My mother was a state championship track runner and had been inactive the past 10 years until recently. I had her swear to me up and down that she’d only do a half class 3x/week for the first month. She had to get out of chairs by using her arms and she used NSAIDS and IcyHot that first month and took daily hot baths. But she didn’t injure herself because she didn’t think that she could go into a high intensity class a fat 55 year old and come out Jillian Michaels.

olivesmarch4th, how is your recovery coming?

I didn’t hurt myself as badly as I thought I did. The next day was mild discomfort but I was able to hit the gym Thursday. For now I’m not running or bouncing (trying to avoid pounding the ankle as much as possible.)

I’m glad it wasn’t as bad as I thought it was going to be, but it did scare me good. I think I learned my lesson. Slow and steady wins the race.
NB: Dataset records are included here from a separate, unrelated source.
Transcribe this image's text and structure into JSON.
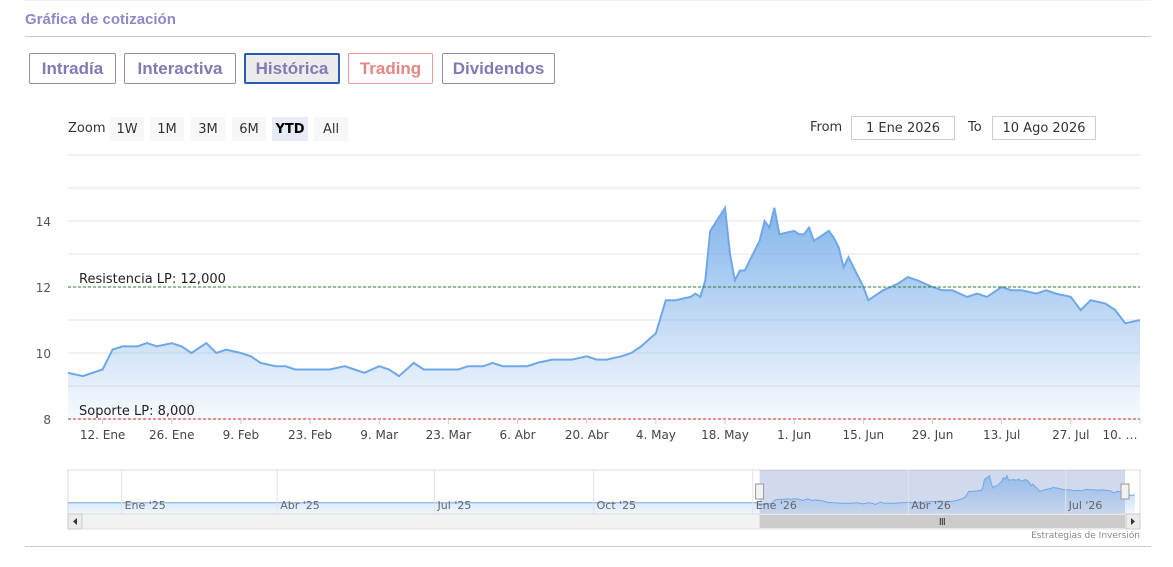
{
  "header": {
    "title": "Gráfica de cotización"
  },
  "tabs": [
    {
      "label": "Intradía",
      "active": false
    },
    {
      "label": "Interactiva",
      "active": false
    },
    {
      "label": "Histórica",
      "active": true
    },
    {
      "label": "Trading",
      "active": false
    },
    {
      "label": "Dividendos",
      "active": false
    }
  ],
  "zoom": {
    "label": "Zoom",
    "buttons": [
      "1W",
      "1M",
      "3M",
      "6M",
      "YTD",
      "All"
    ],
    "selected": "YTD"
  },
  "range": {
    "from_label": "From",
    "from_value": "1 Ene 2026",
    "to_label": "To",
    "to_value": "10 Ago 2026"
  },
  "credit": "Estrategias de Inversión",
  "colors": {
    "accent": "#7f7bb5",
    "line": "#6fa8e8",
    "resistance": "#2e7d32",
    "support": "#c62828",
    "trading": "#e68585"
  },
  "chart_data": {
    "type": "area",
    "y_ticks": [
      "8",
      "10",
      "12",
      "14"
    ],
    "ylim": [
      8,
      16
    ],
    "x_ticks": [
      "12. Ene",
      "26. Ene",
      "9. Feb",
      "23. Feb",
      "9. Mar",
      "23. Mar",
      "6. Abr",
      "20. Abr",
      "4. May",
      "18. May",
      "1. Jun",
      "15. Jun",
      "29. Jun",
      "13. Jul",
      "27. Jul",
      "10. …"
    ],
    "x": [
      "2026-01-05",
      "2026-01-08",
      "2026-01-12",
      "2026-01-14",
      "2026-01-16",
      "2026-01-19",
      "2026-01-21",
      "2026-01-23",
      "2026-01-26",
      "2026-01-28",
      "2026-01-30",
      "2026-02-02",
      "2026-02-04",
      "2026-02-06",
      "2026-02-09",
      "2026-02-11",
      "2026-02-13",
      "2026-02-16",
      "2026-02-18",
      "2026-02-20",
      "2026-02-23",
      "2026-02-25",
      "2026-02-27",
      "2026-03-02",
      "2026-03-04",
      "2026-03-06",
      "2026-03-09",
      "2026-03-11",
      "2026-03-13",
      "2026-03-16",
      "2026-03-18",
      "2026-03-20",
      "2026-03-23",
      "2026-03-25",
      "2026-03-27",
      "2026-03-30",
      "2026-04-01",
      "2026-04-03",
      "2026-04-06",
      "2026-04-08",
      "2026-04-10",
      "2026-04-13",
      "2026-04-15",
      "2026-04-17",
      "2026-04-20",
      "2026-04-22",
      "2026-04-24",
      "2026-04-27",
      "2026-04-29",
      "2026-05-01",
      "2026-05-04",
      "2026-05-06",
      "2026-05-08",
      "2026-05-11",
      "2026-05-12",
      "2026-05-13",
      "2026-05-14",
      "2026-05-15",
      "2026-05-18",
      "2026-05-19",
      "2026-05-20",
      "2026-05-21",
      "2026-05-22",
      "2026-05-25",
      "2026-05-26",
      "2026-05-27",
      "2026-05-28",
      "2026-05-29",
      "2026-06-01",
      "2026-06-02",
      "2026-06-03",
      "2026-06-04",
      "2026-06-05",
      "2026-06-08",
      "2026-06-09",
      "2026-06-10",
      "2026-06-11",
      "2026-06-12",
      "2026-06-15",
      "2026-06-16",
      "2026-06-17",
      "2026-06-18",
      "2026-06-19",
      "2026-06-22",
      "2026-06-24",
      "2026-06-26",
      "2026-06-29",
      "2026-07-01",
      "2026-07-03",
      "2026-07-06",
      "2026-07-08",
      "2026-07-10",
      "2026-07-13",
      "2026-07-15",
      "2026-07-17",
      "2026-07-20",
      "2026-07-22",
      "2026-07-24",
      "2026-07-27",
      "2026-07-29",
      "2026-07-31",
      "2026-08-03",
      "2026-08-05",
      "2026-08-07",
      "2026-08-10"
    ],
    "y": [
      9.4,
      9.3,
      9.5,
      10.1,
      10.2,
      10.2,
      10.3,
      10.2,
      10.3,
      10.2,
      10.0,
      10.3,
      10.0,
      10.1,
      10.0,
      9.9,
      9.7,
      9.6,
      9.6,
      9.5,
      9.5,
      9.5,
      9.5,
      9.6,
      9.5,
      9.4,
      9.6,
      9.5,
      9.3,
      9.7,
      9.5,
      9.5,
      9.5,
      9.5,
      9.6,
      9.6,
      9.7,
      9.6,
      9.6,
      9.6,
      9.7,
      9.8,
      9.8,
      9.8,
      9.9,
      9.8,
      9.8,
      9.9,
      10.0,
      10.2,
      10.6,
      11.6,
      11.6,
      11.7,
      11.8,
      11.7,
      12.2,
      13.7,
      14.4,
      13.0,
      12.2,
      12.5,
      12.5,
      13.4,
      14.0,
      13.8,
      14.4,
      13.6,
      13.7,
      13.6,
      13.6,
      13.8,
      13.4,
      13.7,
      13.5,
      13.2,
      12.6,
      12.9,
      12.0,
      11.6,
      11.7,
      11.8,
      11.9,
      12.1,
      12.3,
      12.2,
      12.0,
      11.9,
      11.9,
      11.7,
      11.8,
      11.7,
      12.0,
      11.9,
      11.9,
      11.8,
      11.9,
      11.8,
      11.7,
      11.3,
      11.6,
      11.5,
      11.3,
      10.9,
      11.0
    ],
    "resistance": {
      "label": "Resistencia LP: 12,000",
      "value": 12
    },
    "support": {
      "label": "Soporte LP: 8,000",
      "value": 8
    },
    "navigator": {
      "x_ticks": [
        "Ene '25",
        "Abr '25",
        "Jul '25",
        "Oct '25",
        "Ene '26",
        "Abr '26",
        "Jul '26"
      ],
      "selection": [
        "1 Ene 2026",
        "10 Ago 2026"
      ]
    }
  }
}
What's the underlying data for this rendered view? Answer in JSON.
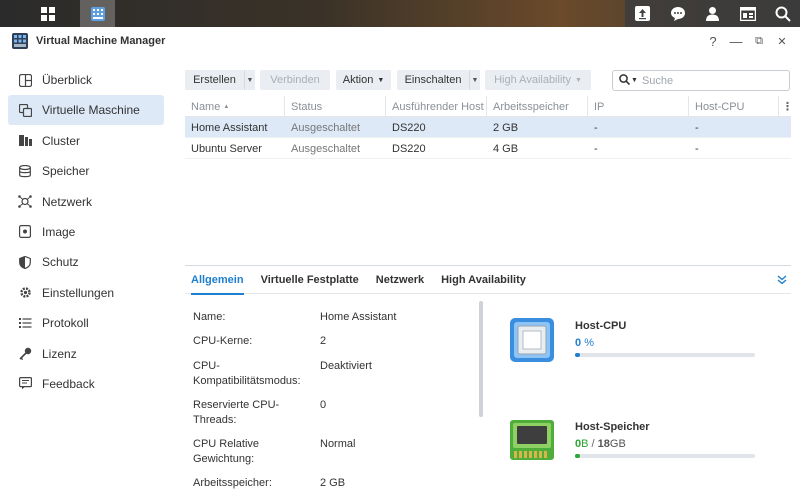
{
  "colors": {
    "accent": "#1f7fd0",
    "selected_row": "#dde9f7",
    "memory_green": "#2aa632",
    "cpu_blue": "#1f7fd0"
  },
  "taskbar": {
    "left_icons": [
      "main-menu-icon",
      "vmm-app-icon"
    ],
    "right_icons": [
      "upload-icon",
      "chat-icon",
      "user-icon",
      "widgets-icon",
      "search-icon"
    ]
  },
  "window": {
    "title": "Virtual Machine Manager",
    "controls": {
      "help": "?",
      "minimize": "—",
      "maximize": "⧉",
      "close": "✕"
    }
  },
  "sidebar": {
    "items": [
      {
        "label": "Überblick",
        "icon": "overview-icon"
      },
      {
        "label": "Virtuelle Maschine",
        "icon": "virtual-machine-icon",
        "active": true
      },
      {
        "label": "Cluster",
        "icon": "cluster-icon"
      },
      {
        "label": "Speicher",
        "icon": "storage-icon"
      },
      {
        "label": "Netzwerk",
        "icon": "network-icon"
      },
      {
        "label": "Image",
        "icon": "image-icon"
      },
      {
        "label": "Schutz",
        "icon": "shield-icon"
      },
      {
        "label": "Einstellungen",
        "icon": "gear-icon"
      },
      {
        "label": "Protokoll",
        "icon": "log-icon"
      },
      {
        "label": "Lizenz",
        "icon": "key-icon"
      },
      {
        "label": "Feedback",
        "icon": "feedback-icon"
      }
    ]
  },
  "toolbar": {
    "create": "Erstellen",
    "connect": "Verbinden",
    "action": "Aktion",
    "power_on": "Einschalten",
    "high_availability": "High Availability",
    "search_placeholder": "Suche"
  },
  "table": {
    "columns": [
      "Name",
      "Status",
      "Ausführender Host",
      "Arbeitsspeicher",
      "IP",
      "Host-CPU"
    ],
    "sort_indicator": "▲",
    "rows": [
      {
        "name": "Home Assistant",
        "status": "Ausgeschaltet",
        "host": "DS220",
        "memory": "2 GB",
        "ip": "-",
        "cpu": "-"
      },
      {
        "name": "Ubuntu Server",
        "status": "Ausgeschaltet",
        "host": "DS220",
        "memory": "4 GB",
        "ip": "-",
        "cpu": "-"
      }
    ]
  },
  "detail": {
    "tabs": [
      "Allgemein",
      "Virtuelle Festplatte",
      "Netzwerk",
      "High Availability"
    ],
    "properties": [
      {
        "label": "Name:",
        "value": "Home Assistant"
      },
      {
        "label": "CPU-Kerne:",
        "value": "2"
      },
      {
        "label": "CPU-Kompatibilitätsmodus:",
        "value": "Deaktiviert"
      },
      {
        "label": "Reservierte CPU-Threads:",
        "value": "0"
      },
      {
        "label": "CPU Relative Gewichtung:",
        "value": "Normal"
      },
      {
        "label": "Arbeitsspeicher:",
        "value": "2 GB"
      }
    ],
    "host_cpu": {
      "title": "Host-CPU",
      "value": "0",
      "unit": "%",
      "fraction": 0.03
    },
    "host_memory": {
      "title": "Host-Speicher",
      "used": "0",
      "used_unit": "B",
      "separator": "/",
      "total": "18",
      "total_unit": "GB",
      "fraction": 0.03
    }
  }
}
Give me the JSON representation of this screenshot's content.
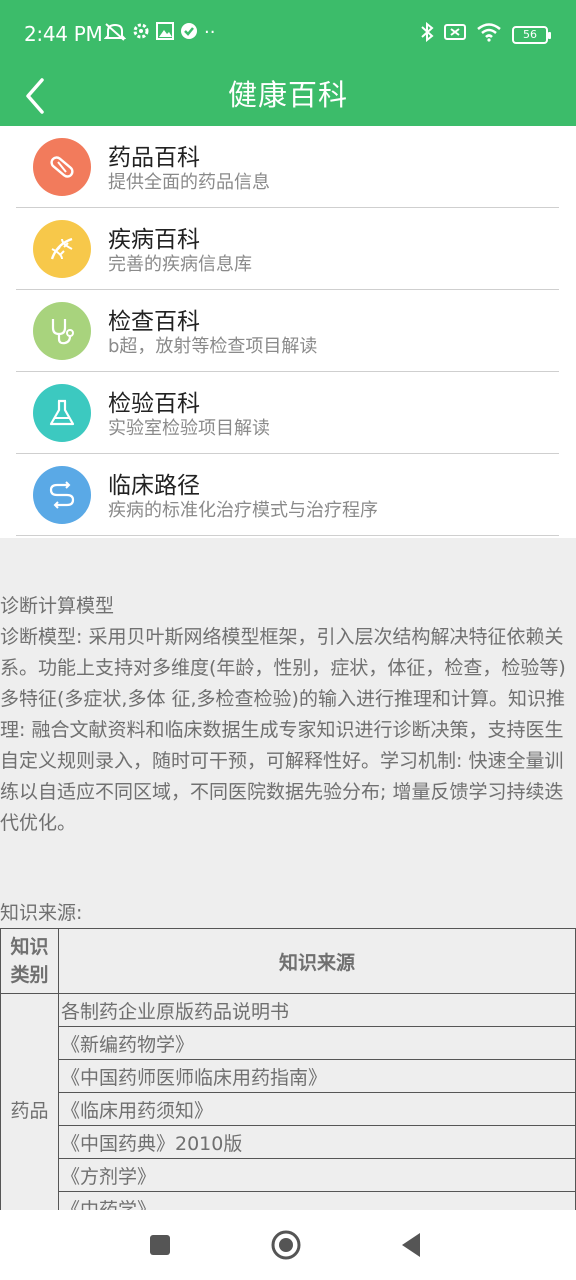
{
  "status": {
    "time": "2:44 PM",
    "battery": "56"
  },
  "header": {
    "title": "健康百科",
    "back_icon": "chevron-left-icon"
  },
  "menu": [
    {
      "title": "药品百科",
      "subtitle": "提供全面的药品信息",
      "icon": "pill-icon",
      "color": "#f27b5c"
    },
    {
      "title": "疾病百科",
      "subtitle": "完善的疾病信息库",
      "icon": "dna-icon",
      "color": "#f7c84a"
    },
    {
      "title": "检查百科",
      "subtitle": "b超，放射等检查项目解读",
      "icon": "stethoscope-icon",
      "color": "#a8d37d"
    },
    {
      "title": "检验百科",
      "subtitle": "实验室检验项目解读",
      "icon": "flask-icon",
      "color": "#3cc9c0"
    },
    {
      "title": "临床路径",
      "subtitle": "疾病的标准化治疗模式与治疗程序",
      "icon": "path-icon",
      "color": "#5aa9e6"
    }
  ],
  "model": {
    "title": "诊断计算模型",
    "body": "诊断模型: 采用贝叶斯网络模型框架，引入层次结构解决特征依赖关系。功能上支持对多维度(年龄，性别，症状，体征，检查，检验等)多特征(多症状,多体 征,多检查检验)的输入进行推理和计算。知识推理: 融合文献资料和临床数据生成专家知识进行诊断决策，支持医生自定义规则录入，随时可干预，可解释性好。学习机制: 快速全量训练以自适应不同区域，不同医院数据先验分布; 增量反馈学习持续迭代优化。"
  },
  "sources": {
    "title": "知识来源:",
    "header_category": "知识类别",
    "header_source": "知识来源",
    "category": "药品",
    "rows": [
      "各制药企业原版药品说明书",
      "《新编药物学》",
      "《中国药师医师临床用药指南》",
      "《临床用药须知》",
      "《中国药典》2010版",
      "《方剂学》",
      "《中药学》"
    ]
  },
  "nav": {
    "recent": "square-icon",
    "home": "circle-icon",
    "back": "triangle-back-icon"
  },
  "colors": {
    "primary": "#3cbc6a"
  }
}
Glad to hear it wasn’t so bad.

Bottom lines: build a base and add intensity from a base; DOMS does not require too much of a backtrack albeit it is best avoided by adding the unaccustomed eccentric exercise in small bit; ankle or other joint soreness requires immediate backing off before you do more serious damage.

It’s been another month plus … how’s it going?

For now I’m sticking to the stability/strength workout three times a week. Sometimes I swim and I usually do the elliptical for cardio. I’m still having issues with my ankle, so I’m trying to stay off it as much as possible.